Nate’s story: part 4

This is the final segment of my nephew, Nate’s, story about his trip to Africa.  After spending most of the trip working on the education team, he finally gets a chance to go on safari.  Here is his wrap up:

Nate and his mom, Lauryn, in the Great Rift Valley

From Eldoret, we got back into some tourist vans like the ones that drove us to Huruma and Kangundo and took the six-and-a-half hour drive to a town only an hour and a half’s drive from Nairobi, known as Naivasha.

Naivasha is a rather small town, but right next to some amazing national parks, including one that surrounds the nearby Lake Naivasha.  We stayed the night in another “resort,” which, sad to say, was even worse than the one in Eldoret.  To make matters worse, a bar next door to the hotel played music loudly almost nonstop the whole night, which kept my mom awake, but not me.  After breakfast, we hopped in a different vehicle, a tourist bus, and drove to a lodge in the Lake Naivasha national park.  There we boarded safari vans and actually drove through the park.

The park is in the middle of one of the planet’s most beautiful and dramatic landscapes: the Great Rift Valley, which runs through the eastern part of Africa.  The Rift Valley is formed from where two volcanic plates pulled away from each other centuries ago, and the park is in possibly the most beautiful and best-preserved part of it.  The park is also home to rhinoceros, leopards, giraffes, one male lion, two types of zebra, and several different species of antelope, including impalas, not to mention the huge herds of wildebeest (no, that is not a misspelling) and warthogs (African wild boar).  We saw all of these at one point or another, except for the single lion.  After our circuit through the valley, we had lunch at the lodge inside the park, where we got the safari vans.  Then we took the hour-and-a-half drive back down to the original guest house inNairobi.  After staying one more night there, we went to a souvenir market in the city, which, though describing it in great detail would fill the whole paper, I can say was a very wild and literally interactive experience.  Then, at night, we went to the airport, said good-bye to the drivers that had taken us most of the way throughKenya, and got on a plane bound for Amsterdam.  Once there, we had breakfast, then went onto another plane that went back home, where I arrived ten and a half hours later.

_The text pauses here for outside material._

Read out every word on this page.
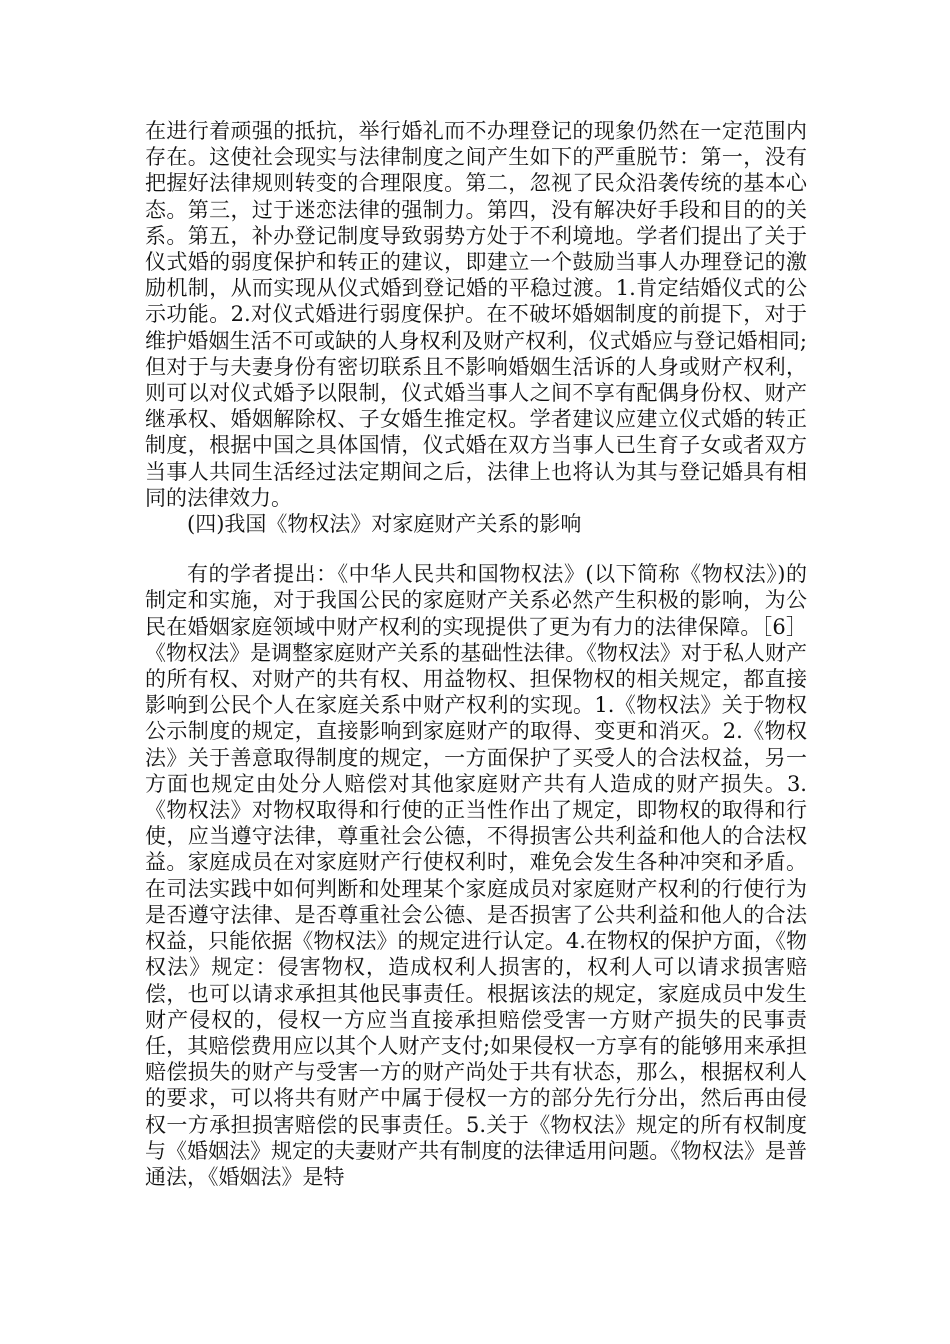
在进行着顽强的抵抗，举行婚礼而不办理登记的现象仍然在一定范围内存在。这使社会现实与法律制度之间产生如下的严重脱节：第一，没有把握好法律规则转变的合理限度。第二，忽视了民众沿袭传统的基本心态。第三，过于迷恋法律的强制力。第四，没有解决好手段和目的的关系。第五，补办登记制度导致弱势方处于不利境地。学者们提出了关于仪式婚的弱度保护和转正的建议，即建立一个鼓励当事人办理登记的激励机制，从而实现从仪式婚到登记婚的平稳过渡。1.肯定结婚仪式的公示功能。2.对仪式婚进行弱度保护。在不破坏婚姻制度的前提下，对于维护婚姻生活不可或缺的人身权利及财产权利，仪式婚应与登记婚相同;但对于与夫妻身份有密切联系且不影响婚姻生活诉的人身或财产权利，则可以对仪式婚予以限制，仪式婚当事人之间不享有配偶身份权、财产继承权、婚姻解除权、子女婚生推定权。学者建议应建立仪式婚的转正制度，根据中国之具体国情，仪式婚在双方当事人已生育子女或者双方当事人共同生活经过法定期间之后，法律上也将认为其与登记婚具有相同的法律效力。

(四)我国《物权法》对家庭财产关系的影响

有的学者提出：《中华人民共和国物权法》(以下简称《物权法》)的制定和实施，对于我国公民的家庭财产关系必然产生积极的影响，为公民在婚姻家庭领域中财产权利的实现提供了更为有力的法律保障。［6］《物权法》是调整家庭财产关系的基础性法律。《物权法》对于私人财产的所有权、对财产的共有权、用益物权、担保物权的相关规定，都直接影响到公民个人在家庭关系中财产权利的实现。1.《物权法》关于物权公示制度的规定，直接影响到家庭财产的取得、变更和消灭。2.《物权法》关于善意取得制度的规定，一方面保护了买受人的合法权益，另一方面也规定由处分人赔偿对其他家庭财产共有人造成的财产损失。3.《物权法》对物权取得和行使的正当性作出了规定，即物权的取得和行使，应当遵守法律，尊重社会公德，不得损害公共利益和他人的合法权益。家庭成员在对家庭财产行使权利时，难免会发生各种冲突和矛盾。在司法实践中如何判断和处理某个家庭成员对家庭财产权利的行使行为是否遵守法律、是否尊重社会公德、是否损害了公共利益和他人的合法权益，只能依据《物权法》的规定进行认定。4.在物权的保护方面，《物权法》规定：侵害物权，造成权利人损害的，权利人可以请求损害赔偿，也可以请求承担其他民事责任。根据该法的规定，家庭成员中发生财产侵权的，侵权一方应当直接承担赔偿受害一方财产损失的民事责任，其赔偿费用应以其个人财产支付;如果侵权一方享有的能够用来承担赔偿损失的财产与受害一方的财产尚处于共有状态，那么，根据权利人的要求，可以将共有财产中属于侵权一方的部分先行分出，然后再由侵权一方承担损害赔偿的民事责任。5.关于《物权法》规定的所有权制度与《婚姻法》规定的夫妻财产共有制度的法律适用问题。《物权法》是普通法，《婚姻法》是特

My trip to Kenya was a powerful experience.  I got a glimpse into the great sorrow that that country is experiencing, how something as simple as a motley band of confused American missionaries could bring joy to people who lived in a country where the only goal of life was to earn enough to support your family, whatever it takes.  It is a situation that I hope I live to see changed for the better.